Administering a High-Availability Cluster

Several of the Secure Mobile Access appliances include support for clustering two identical appliances behind one virtual IP address: the EX9000, EX7000, and EX6000. A Secure Mobile Access cluster provides high availability by including stateful user authentication, failover, and centralized administration. This system redundancy ensures that an appliance is available even if one of the nodes fails.

This section explains the capabilities of a Secure Mobile Access cluster and describes the required procedures for installing, configuring, and maintaining a cluster. Other topics related to multiple appliances are covered here:

• To increase capacity and support more users, you can cluster up to eight appliances using an external load balancer. For more information, see Configuring a High-Capacity Cluster.

• You can distribute settings to multiple Secure Mobile Access appliances, whether they are separated geographically, or clustered behind an external load balancer. See Replicating Configuration Data for more information.

Related Topics

Overview: High-Availability Cluster

Installing and Configuring a Cluster

Managing the Cluster

Cluster Scenarios

Overview: High-Availability Cluster

A high-availability cluster is designed to prevent a single point of failure. When you deploy a cluster, you can distribute applications over more than one computer, which avoids unnecessary downtime if a failure occurs. The two-node cluster appears as a single system to users, applications, and the network, while providing a single point of control for administrators.

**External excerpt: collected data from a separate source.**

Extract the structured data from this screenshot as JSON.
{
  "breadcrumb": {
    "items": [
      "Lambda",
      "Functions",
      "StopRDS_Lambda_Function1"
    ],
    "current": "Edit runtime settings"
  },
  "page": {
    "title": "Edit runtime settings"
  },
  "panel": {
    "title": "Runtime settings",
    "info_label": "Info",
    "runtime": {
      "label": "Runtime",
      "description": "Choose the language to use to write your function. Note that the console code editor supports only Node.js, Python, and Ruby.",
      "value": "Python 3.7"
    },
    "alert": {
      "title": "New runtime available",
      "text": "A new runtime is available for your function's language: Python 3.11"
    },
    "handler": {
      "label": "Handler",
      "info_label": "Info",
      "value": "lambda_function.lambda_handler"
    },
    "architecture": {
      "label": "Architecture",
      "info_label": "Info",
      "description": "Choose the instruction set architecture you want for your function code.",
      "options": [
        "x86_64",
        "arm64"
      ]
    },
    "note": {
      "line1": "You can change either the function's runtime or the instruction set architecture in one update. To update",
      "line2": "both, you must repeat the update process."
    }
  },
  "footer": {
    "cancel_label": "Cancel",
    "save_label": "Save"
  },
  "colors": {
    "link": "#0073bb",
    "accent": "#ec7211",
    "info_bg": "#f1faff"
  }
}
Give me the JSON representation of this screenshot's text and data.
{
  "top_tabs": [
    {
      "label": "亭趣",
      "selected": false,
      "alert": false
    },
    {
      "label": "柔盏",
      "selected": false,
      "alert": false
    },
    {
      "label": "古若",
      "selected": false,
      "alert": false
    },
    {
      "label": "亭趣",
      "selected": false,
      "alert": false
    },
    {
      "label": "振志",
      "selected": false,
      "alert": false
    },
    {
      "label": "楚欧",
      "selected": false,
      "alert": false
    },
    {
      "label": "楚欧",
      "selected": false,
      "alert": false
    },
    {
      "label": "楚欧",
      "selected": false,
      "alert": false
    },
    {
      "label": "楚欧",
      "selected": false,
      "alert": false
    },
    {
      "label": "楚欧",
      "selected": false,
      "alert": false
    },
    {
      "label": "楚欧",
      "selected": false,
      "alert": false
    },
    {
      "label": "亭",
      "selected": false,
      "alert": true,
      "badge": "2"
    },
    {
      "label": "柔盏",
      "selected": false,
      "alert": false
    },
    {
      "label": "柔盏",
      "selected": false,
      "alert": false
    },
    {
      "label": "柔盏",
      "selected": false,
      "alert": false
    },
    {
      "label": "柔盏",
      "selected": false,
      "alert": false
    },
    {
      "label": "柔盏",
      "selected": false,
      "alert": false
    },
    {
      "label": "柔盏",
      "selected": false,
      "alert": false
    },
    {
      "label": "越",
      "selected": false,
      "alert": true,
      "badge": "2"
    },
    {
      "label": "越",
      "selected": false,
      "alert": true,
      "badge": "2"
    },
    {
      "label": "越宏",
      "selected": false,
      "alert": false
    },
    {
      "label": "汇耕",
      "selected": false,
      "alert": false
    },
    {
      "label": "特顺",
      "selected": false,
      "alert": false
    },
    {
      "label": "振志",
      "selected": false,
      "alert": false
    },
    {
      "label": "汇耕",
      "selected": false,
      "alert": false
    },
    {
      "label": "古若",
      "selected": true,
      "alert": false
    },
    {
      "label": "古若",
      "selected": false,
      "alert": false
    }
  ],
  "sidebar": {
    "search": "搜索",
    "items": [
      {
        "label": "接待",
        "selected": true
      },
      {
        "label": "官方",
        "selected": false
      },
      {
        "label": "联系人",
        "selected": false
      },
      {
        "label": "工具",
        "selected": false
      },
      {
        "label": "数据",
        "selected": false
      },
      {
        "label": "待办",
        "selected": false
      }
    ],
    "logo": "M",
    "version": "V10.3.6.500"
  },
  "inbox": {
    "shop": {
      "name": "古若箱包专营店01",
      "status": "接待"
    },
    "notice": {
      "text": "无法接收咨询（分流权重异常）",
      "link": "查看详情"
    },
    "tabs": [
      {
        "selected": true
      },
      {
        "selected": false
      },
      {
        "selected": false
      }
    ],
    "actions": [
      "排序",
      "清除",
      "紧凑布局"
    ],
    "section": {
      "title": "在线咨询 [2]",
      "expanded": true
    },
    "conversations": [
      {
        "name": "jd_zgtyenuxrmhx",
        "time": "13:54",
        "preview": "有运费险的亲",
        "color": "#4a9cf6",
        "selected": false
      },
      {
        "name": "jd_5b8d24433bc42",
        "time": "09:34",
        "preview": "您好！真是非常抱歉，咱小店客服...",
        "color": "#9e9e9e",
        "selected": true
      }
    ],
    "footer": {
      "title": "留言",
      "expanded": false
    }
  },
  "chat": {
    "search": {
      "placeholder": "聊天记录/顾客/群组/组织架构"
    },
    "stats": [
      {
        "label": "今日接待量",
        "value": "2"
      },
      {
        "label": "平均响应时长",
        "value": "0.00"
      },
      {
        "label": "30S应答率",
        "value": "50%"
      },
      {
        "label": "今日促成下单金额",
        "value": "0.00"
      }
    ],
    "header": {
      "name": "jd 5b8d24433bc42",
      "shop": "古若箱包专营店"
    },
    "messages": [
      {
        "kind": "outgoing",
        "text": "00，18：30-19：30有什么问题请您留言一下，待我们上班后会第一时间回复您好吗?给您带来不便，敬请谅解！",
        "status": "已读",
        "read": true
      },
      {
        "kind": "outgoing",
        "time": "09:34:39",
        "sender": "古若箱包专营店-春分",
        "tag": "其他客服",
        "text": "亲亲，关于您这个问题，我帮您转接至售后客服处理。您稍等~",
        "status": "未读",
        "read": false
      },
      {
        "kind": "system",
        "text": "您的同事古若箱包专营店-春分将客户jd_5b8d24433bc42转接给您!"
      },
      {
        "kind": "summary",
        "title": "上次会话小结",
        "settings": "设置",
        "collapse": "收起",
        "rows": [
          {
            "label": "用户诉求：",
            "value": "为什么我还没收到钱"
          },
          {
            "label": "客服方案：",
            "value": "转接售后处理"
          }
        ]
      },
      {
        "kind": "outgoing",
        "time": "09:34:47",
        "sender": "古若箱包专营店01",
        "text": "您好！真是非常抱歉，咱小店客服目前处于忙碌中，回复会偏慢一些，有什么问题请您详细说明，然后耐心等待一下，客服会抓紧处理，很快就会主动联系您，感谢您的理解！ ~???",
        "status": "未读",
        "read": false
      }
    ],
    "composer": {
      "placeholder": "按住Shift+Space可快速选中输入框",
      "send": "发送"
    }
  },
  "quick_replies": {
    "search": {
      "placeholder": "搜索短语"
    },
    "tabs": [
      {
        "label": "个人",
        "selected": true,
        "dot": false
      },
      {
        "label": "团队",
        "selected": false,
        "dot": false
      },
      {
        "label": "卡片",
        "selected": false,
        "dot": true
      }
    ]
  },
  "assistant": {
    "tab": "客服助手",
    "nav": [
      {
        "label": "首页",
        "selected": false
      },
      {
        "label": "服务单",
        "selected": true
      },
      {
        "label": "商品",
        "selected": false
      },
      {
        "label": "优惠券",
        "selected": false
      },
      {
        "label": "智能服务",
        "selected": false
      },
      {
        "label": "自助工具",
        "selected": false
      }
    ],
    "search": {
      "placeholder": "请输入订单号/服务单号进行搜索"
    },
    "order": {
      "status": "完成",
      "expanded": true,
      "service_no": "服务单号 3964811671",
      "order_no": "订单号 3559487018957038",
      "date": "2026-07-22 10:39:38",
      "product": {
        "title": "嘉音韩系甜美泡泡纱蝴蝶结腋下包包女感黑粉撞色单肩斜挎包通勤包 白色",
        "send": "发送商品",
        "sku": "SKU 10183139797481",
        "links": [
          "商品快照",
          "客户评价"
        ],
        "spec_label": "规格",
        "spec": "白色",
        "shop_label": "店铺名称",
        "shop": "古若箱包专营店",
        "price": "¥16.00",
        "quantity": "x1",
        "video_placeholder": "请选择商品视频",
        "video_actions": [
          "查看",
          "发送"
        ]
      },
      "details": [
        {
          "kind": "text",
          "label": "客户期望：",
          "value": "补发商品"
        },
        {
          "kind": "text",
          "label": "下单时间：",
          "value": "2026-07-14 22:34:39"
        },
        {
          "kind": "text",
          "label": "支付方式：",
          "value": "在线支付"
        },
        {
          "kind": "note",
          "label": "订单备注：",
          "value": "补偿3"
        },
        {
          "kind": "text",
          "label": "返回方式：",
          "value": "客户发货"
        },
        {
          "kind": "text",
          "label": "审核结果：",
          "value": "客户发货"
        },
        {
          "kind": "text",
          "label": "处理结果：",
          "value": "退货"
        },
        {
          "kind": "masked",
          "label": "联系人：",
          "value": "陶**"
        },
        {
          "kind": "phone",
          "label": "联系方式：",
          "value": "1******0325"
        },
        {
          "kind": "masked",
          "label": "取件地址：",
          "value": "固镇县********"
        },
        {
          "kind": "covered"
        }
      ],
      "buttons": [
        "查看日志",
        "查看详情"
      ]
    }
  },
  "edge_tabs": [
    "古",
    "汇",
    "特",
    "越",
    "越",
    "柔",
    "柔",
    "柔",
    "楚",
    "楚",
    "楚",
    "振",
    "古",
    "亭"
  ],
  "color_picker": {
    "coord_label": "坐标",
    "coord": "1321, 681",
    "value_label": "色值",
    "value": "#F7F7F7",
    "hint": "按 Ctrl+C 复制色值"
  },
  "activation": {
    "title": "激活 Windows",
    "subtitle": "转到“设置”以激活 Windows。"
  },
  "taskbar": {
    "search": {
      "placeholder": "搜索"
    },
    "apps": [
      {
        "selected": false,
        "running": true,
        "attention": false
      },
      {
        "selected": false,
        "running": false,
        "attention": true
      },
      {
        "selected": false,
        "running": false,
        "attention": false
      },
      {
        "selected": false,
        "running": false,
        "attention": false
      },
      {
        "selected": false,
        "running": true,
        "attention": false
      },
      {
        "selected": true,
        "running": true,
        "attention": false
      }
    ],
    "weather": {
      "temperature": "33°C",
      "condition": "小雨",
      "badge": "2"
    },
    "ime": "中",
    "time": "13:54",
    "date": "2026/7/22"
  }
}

The EX9000 appliance supports a two-node cluster for up to 20,000 users in a high-availability configuration; the EX7000 appliances support a two-node cluster for up to 5,000 users in a high-availability configuration; a pair of EX6000 appliances can handle up to 250 users.

Cluster Architecture

Failure Detection

Synchronized Cluster Administration

Cluster Architecture

There are two configurations in which you can deploy a Secure Mobile Access cluster—a dual-homed configuration or a single-homed configuration (see Network Architecture for details on these configurations). When deploying a cluster in either configuration, the two appliances must be connected to one another over the cluster network (the backplane). Connecting the cluster interface of one appliance with the cluster interface of the other creates a private network over which the two cluster nodes can communicate (for state synchronization and credential sharing).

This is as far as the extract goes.